The ground floor is very inviting to pedestrians, with a two-story glass wall wrapped around the corner.
Here are a bunch more photos of the project. While work is still going on around the exterior, the fences were recently taken down, with a brand new sidewalk and landscaping for pedestrians to enjoy.
The Hyatt Centric fills in a previous unoccupied corner in Central Downtown, completing another block in the urban fabric. What a nice piece of infill we have gained.
The real building looks way better than the rendering (which almost never happens). Especially walking by on street level, it looks sharp and modern. It has a cool light feature at night that glows vertically from the main lobby entrance to the roof. I approve!
I lived in the neighboring Bruegger Bros building on the top floor (with roof deck) nearly 20 years ago and used to fantasize about something being built on this lot all the time. Amazing to see it finally happen after all these years.
*Buerger Bros
Looks great!
Is that a rooftop deck?
It sure is, The Centric Rooftop Terrace is 1,200 sqft for you to enjoy
Our presidential suite also has its own private rooftop terrace with mountain view.
Nice addition to that corner.
Wish it was a taller building like the Hilton Hotel up the street 42 stories
Denver has a problem of building small story buildings in downtown
Not like other cities Seattle.
I agree, I wish it was taller, but at least this design (and more importantly, execution) is higher quality like you’d see in Seattle. Wish we were getting this type of infill in Arapahoe Square…
I agree! If you’ve lived in Denver as long as I have you feel the skyline is tired. Three very boxy buildings dominate the skyline. Denver’s rank and image precedes what change has actually happened. Then of course it depends on how one views the perspective of the skyline. As a sidewalk pedestrian is one thing but viewing it from the vantage point of a resident in another tower or from a park’s hill is another.
Developers build what the market will bear. There are still too many vacant lots downtown to make super tall buildings viable. In a couple cycles when downtown land is getting scarce new buildings will get taller.
How does that theory apply to our three 50+ floor buildings that were built in the 1980’s? There was a lot more parking lots then.
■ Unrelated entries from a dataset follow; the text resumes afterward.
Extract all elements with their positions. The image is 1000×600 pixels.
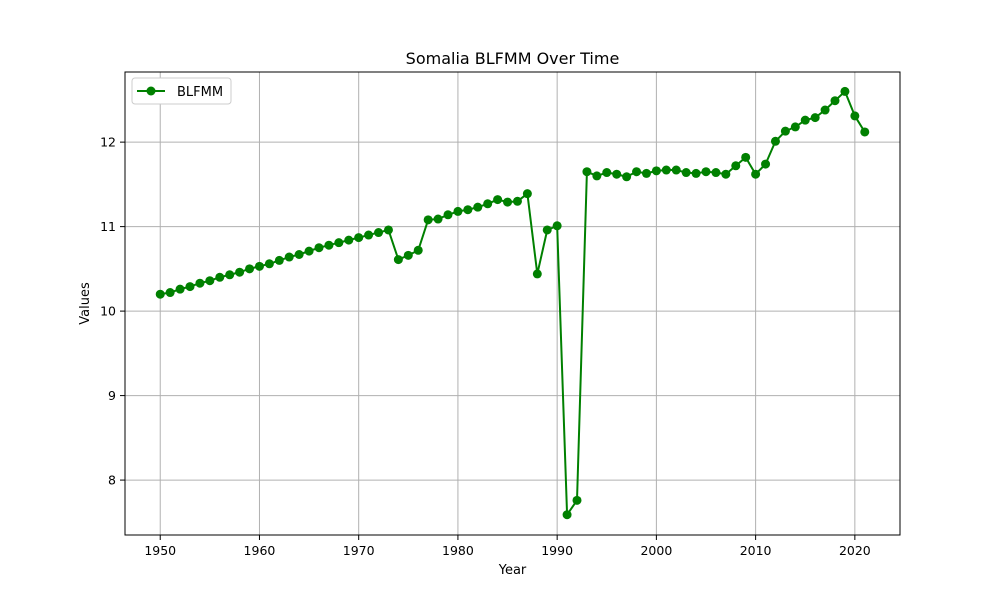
x-tick-label: 2020 <box>839 543 871 558</box>
grid-lines <box>125 72 900 535</box>
data-point <box>443 210 453 220</box>
y-tick-label: 11 <box>100 219 116 234</box>
data-point <box>562 510 572 520</box>
data-point <box>374 228 384 238</box>
data-point <box>483 199 493 209</box>
data-point <box>641 168 651 178</box>
data-point <box>463 205 473 215</box>
data-point <box>741 152 751 162</box>
x-tick-label: 1950 <box>144 543 176 558</box>
data-point <box>314 243 324 253</box>
plot-frame <box>124 71 901 536</box>
data-point <box>165 288 175 298</box>
data-point <box>274 255 284 265</box>
data-point <box>800 115 810 125</box>
data-point <box>334 238 344 248</box>
data-point <box>185 282 195 292</box>
legend-box <box>131 77 232 105</box>
y-axis-label: Values <box>78 282 93 325</box>
data-point <box>383 225 393 235</box>
data-point <box>205 276 215 286</box>
data-point <box>661 165 671 175</box>
x-tick-label: 2000 <box>640 543 672 558</box>
y-tick-label: 8 <box>108 473 116 488</box>
legend-marker <box>146 86 156 96</box>
data-point <box>155 289 165 299</box>
data-point <box>522 189 532 199</box>
data-point <box>651 166 661 176</box>
data-point <box>860 127 870 137</box>
data-point <box>681 168 691 178</box>
data-point <box>245 264 255 274</box>
x-tick-label: 1960 <box>244 543 276 558</box>
chart-title: Somalia BLFMM Over Time <box>406 49 620 68</box>
data-point <box>532 269 542 279</box>
data-point <box>780 126 790 136</box>
data-point <box>235 267 245 277</box>
data-point <box>393 255 403 265</box>
data-point <box>572 495 582 505</box>
data-point <box>175 284 185 294</box>
legend-label: BLFMM <box>177 85 223 100</box>
data-point <box>751 169 761 179</box>
data-point <box>403 250 413 260</box>
series-layer <box>155 86 870 520</box>
data-point <box>552 221 562 231</box>
x-tick-label: 1990 <box>541 543 573 558</box>
data-point <box>294 250 304 259</box>
data-point <box>671 165 681 175</box>
data-point <box>622 172 632 182</box>
data-point <box>344 235 354 245</box>
data-point <box>433 214 443 224</box>
data-point <box>503 197 513 207</box>
legend: BLFMM <box>131 77 232 105</box>
data-point <box>453 206 463 216</box>
data-point <box>254 261 264 271</box>
data-point <box>304 246 314 256</box>
data-point <box>473 202 483 212</box>
data-point <box>721 169 731 179</box>
x-tick-label: 2010 <box>740 543 772 558</box>
y-tick-label: 10 <box>100 304 116 319</box>
data-point <box>284 252 294 262</box>
data-point <box>691 168 701 178</box>
data-point <box>731 161 741 171</box>
data-point <box>592 171 602 181</box>
axis-ticks: 1950 1960 1970 1980 1990 2000 2010 2020 8 9 10 11 12 <box>100 135 871 558</box>
x-tick-label: 1970 <box>343 543 375 558</box>
data-point <box>761 159 771 169</box>
data-point <box>820 105 830 115</box>
data-point <box>195 278 205 288</box>
data-point <box>542 225 552 235</box>
data-point <box>711 168 721 178</box>
data-point <box>840 86 850 96</box>
y-tick-label: 9 <box>108 388 116 403</box>
data-point <box>493 195 503 205</box>
data-point <box>850 111 860 121</box>
data-point <box>701 167 711 177</box>
data-point <box>413 245 423 255</box>
data-point <box>830 96 840 106</box>
x-tick-label: 1980 <box>442 543 474 558</box>
data-point <box>364 230 374 240</box>
data-point <box>225 270 235 280</box>
data-point <box>512 196 522 206</box>
data-point <box>582 167 592 177</box>
data-point <box>423 215 433 225</box>
data-point <box>632 167 642 177</box>
data-point <box>602 168 612 178</box>
data-point <box>612 169 622 179</box>
data-point <box>215 272 225 282</box>
data-point <box>810 113 820 123</box>
data-point <box>354 233 364 243</box>
y-tick-label: 12 <box>100 135 116 150</box>
data-point <box>790 122 800 132</box>
data-point <box>264 259 274 269</box>
x-axis-label: Year <box>498 563 527 578</box>
data-point <box>324 240 334 250</box>
data-point <box>770 136 780 146</box>
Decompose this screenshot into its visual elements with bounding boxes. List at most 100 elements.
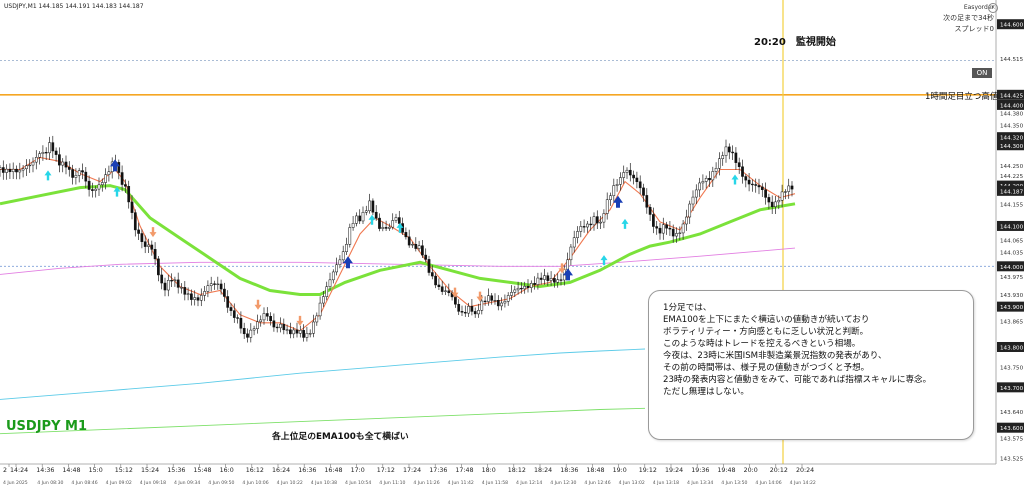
sell-signal-arrow <box>296 315 304 326</box>
sell-signal-arrow <box>149 227 157 238</box>
candle-body <box>430 272 434 277</box>
candle-body <box>701 181 705 184</box>
candle-body <box>724 146 728 156</box>
candle-body <box>566 259 569 270</box>
candle-body <box>602 213 606 223</box>
time-axis-label: 19:48 <box>717 467 735 474</box>
time-axis: 2 14:24 14:36 14:48 15:0 15:12 15:24 15:36 15:48… <box>3 464 816 486</box>
candle-body <box>91 189 94 191</box>
time-axis-label: 18:12 <box>508 467 526 474</box>
price-axis-label: 144.400 <box>1000 103 1024 109</box>
candle-body <box>513 289 517 293</box>
price-axis-label: 143.600 <box>1000 426 1024 432</box>
candle-body <box>675 233 678 237</box>
ema100-line <box>0 184 796 296</box>
price-tag-box <box>997 220 1024 231</box>
time-axis-label: 16:12 <box>246 467 264 474</box>
candle-body <box>652 214 655 227</box>
price-tag-box <box>997 89 1024 100</box>
candle-body <box>496 300 500 307</box>
candle-body <box>0 167 2 170</box>
candle-body <box>368 200 371 212</box>
candle-body <box>655 226 659 229</box>
time-axis-label: 14:48 <box>62 467 80 474</box>
time-axis-label: 16:0 <box>220 467 234 474</box>
candle-body <box>754 184 758 186</box>
candle-body <box>298 330 302 334</box>
analysis-note-line: このような時はトレードを控えるべきという相場。 <box>663 339 861 349</box>
candles <box>0 135 794 343</box>
candle-body <box>401 223 404 233</box>
candle-body <box>688 203 692 218</box>
price-axis-label: 144.155 <box>1000 202 1024 208</box>
price-axis-label: 144.187 <box>1000 189 1024 195</box>
time-axis-label: 19:12 <box>639 467 657 474</box>
analysis-note-line: 23時の発表内容と値動きをみて、可能であれば指標スキャルに専念。 <box>663 375 932 385</box>
candle-body <box>388 226 391 229</box>
candle-body <box>15 168 18 173</box>
candle-body <box>434 275 437 286</box>
strong-buy-arrow <box>613 195 623 208</box>
time-axis-label: 18:48 <box>586 467 604 474</box>
candle-body <box>470 306 474 312</box>
candle-body <box>642 187 645 196</box>
candle-body <box>411 244 414 246</box>
candle-body <box>638 181 642 189</box>
price-axis-label: 144.225 <box>1000 174 1024 180</box>
candle-body <box>625 169 629 173</box>
candle-body <box>140 233 144 242</box>
price-axis-label: 143.865 <box>1000 319 1024 325</box>
candle-body <box>711 171 715 181</box>
candle-body <box>279 323 282 329</box>
candle-body <box>391 220 395 228</box>
analysis-note-line: ただし無理はしない。 <box>663 387 749 397</box>
candle-body <box>774 201 777 207</box>
candle-body <box>269 316 272 322</box>
candle-body <box>246 333 249 338</box>
date-axis-label: 4 Jun 08:30 <box>37 480 63 486</box>
on-label[interactable]: ON <box>972 68 992 78</box>
candle-body <box>559 279 563 281</box>
candle-body <box>477 310 480 315</box>
candle-body <box>193 297 197 300</box>
candle-body <box>97 184 101 190</box>
time-axis-label: 17:24 <box>403 467 421 474</box>
date-axis-label: 4 Jun 12:14 <box>516 480 542 486</box>
candle-body <box>463 311 467 314</box>
candle-body <box>252 328 256 331</box>
price-tag-box <box>997 19 1024 30</box>
candle-body <box>361 212 365 222</box>
analysis-note-line: その前の時間帯は、様子見の値動きがつづくと予想。 <box>663 363 870 373</box>
time-axis-label: 19:24 <box>665 467 683 474</box>
price-tag-box <box>997 180 1024 191</box>
candle-body <box>694 189 698 198</box>
candle-body <box>41 152 45 154</box>
candle-body <box>18 169 22 173</box>
candle-body <box>731 151 734 154</box>
candle-body <box>176 279 180 288</box>
candle-body <box>308 333 312 335</box>
candle-body <box>190 293 193 300</box>
date-axis-label: 4 Jun 10:06 <box>242 480 268 486</box>
ea-close-icon[interactable]: × <box>988 3 998 13</box>
candle-body <box>371 200 375 213</box>
candle-body <box>38 153 41 158</box>
date-axis-label: 4 Jun 11:10 <box>379 480 405 486</box>
candle-body <box>180 287 183 289</box>
date-axis-label: 4 Jun 14:06 <box>755 480 781 486</box>
price-axis-label: 143.900 <box>1000 305 1024 311</box>
candle-body <box>671 228 675 237</box>
candle-body <box>685 216 688 225</box>
strong-buy-arrow <box>563 268 573 281</box>
candle-body <box>31 161 35 166</box>
candle-body <box>216 283 220 286</box>
candle-body <box>87 180 91 190</box>
signal-arrows <box>44 159 739 326</box>
price-axis-label: 143.750 <box>1000 366 1024 372</box>
candle-body <box>381 227 385 229</box>
candle-body <box>242 328 246 335</box>
candle-body <box>74 175 78 178</box>
candle-body <box>721 155 725 159</box>
candle-body <box>612 185 616 196</box>
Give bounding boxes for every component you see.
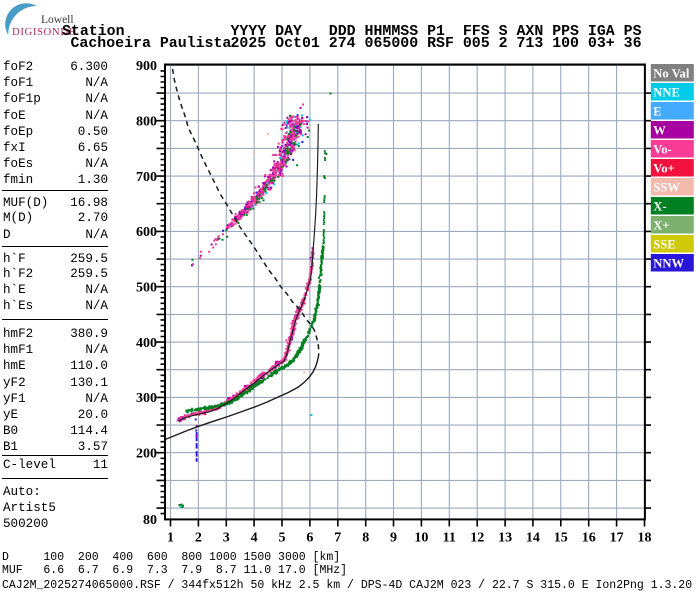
svg-text:4: 4 (251, 530, 258, 545)
svg-text:10: 10 (414, 530, 428, 545)
svg-text:14: 14 (526, 530, 540, 545)
svg-text:13: 13 (498, 530, 512, 545)
svg-text:600: 600 (136, 225, 157, 240)
svg-text:No Val: No Val (653, 67, 690, 81)
svg-text:SSE: SSE (653, 238, 675, 252)
svg-text:500: 500 (136, 280, 157, 295)
svg-text:SSW: SSW (653, 181, 680, 195)
svg-text:8: 8 (362, 530, 369, 545)
svg-text:1: 1 (167, 530, 174, 545)
svg-text:X-: X- (653, 200, 666, 214)
svg-text:W: W (653, 124, 666, 138)
svg-text:E: E (653, 105, 661, 119)
svg-text:9: 9 (390, 530, 397, 545)
svg-text:18: 18 (638, 530, 652, 545)
svg-text:700: 700 (136, 170, 157, 185)
svg-text:11: 11 (443, 530, 456, 545)
svg-text:300: 300 (136, 391, 157, 406)
svg-text:12: 12 (470, 530, 484, 545)
svg-text:900: 900 (136, 59, 157, 74)
svg-text:6: 6 (306, 530, 313, 545)
svg-text:200: 200 (136, 446, 157, 461)
svg-text:Vo+: Vo+ (653, 162, 674, 176)
svg-text:15: 15 (554, 530, 568, 545)
svg-text:NNE: NNE (653, 86, 680, 100)
svg-text:5: 5 (279, 530, 286, 545)
svg-text:17: 17 (610, 530, 624, 545)
svg-text:NNW: NNW (653, 257, 684, 271)
svg-text:80: 80 (143, 513, 157, 528)
svg-text:7: 7 (334, 530, 341, 545)
svg-text:800: 800 (136, 114, 157, 129)
svg-text:2: 2 (195, 530, 202, 545)
svg-text:16: 16 (582, 530, 596, 545)
svg-text:Vo-: Vo- (653, 143, 671, 157)
svg-text:3: 3 (223, 530, 230, 545)
svg-text:400: 400 (136, 336, 157, 351)
svg-text:X+: X+ (653, 219, 669, 233)
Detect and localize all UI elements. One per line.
Unless the financing structure is like night and day from then, I don’t find that theory believable. When I look at a satellite of downtown Denver, I don’t see that much core space available that developers seem to afford such lower square footage to downtown’s potential, really. Certainly height isn’t considered fashionable logic for whatever environment is the focus. So whatever, we will learn to accept what comes into play. Too bad I don’t find it all that ambitious.
***What JS SAID!!!*** OMG – are we really having this exchange in the comments again? Again???
The market “theory” JS (and about 3,400 other commenters) put up is irrefutably, absolutely, totally confirmed. It is fact.
If ye want a new tallest, bring ye the dang money and make it happen!!!
I really like the look from the materials used on this building. A bit Frank Lloyd Wright. I counted 15 vacant lots that would be considered within the ‘unlimited height’ zoning area of Downtown Denver. That’s not including the River Mile area. How many decades might it take to fill up most of those areas mentioned with otherwise medium height buildings until a possible taller skyline defining building goes up? Especially after the newer expansion into RINO is taking much of the focus. I think it’s unfortunate that the city’s blocky skyline image transformation is out of the realm of possibility and pretty much considered completed judging from the last 35 years and the latest redirect in ambition to midrise building. No you can’t convince me that has anything to do with market when anything that gets built in Denver has filled up before, but I digress even more when we consider the negative impact of the pandemic.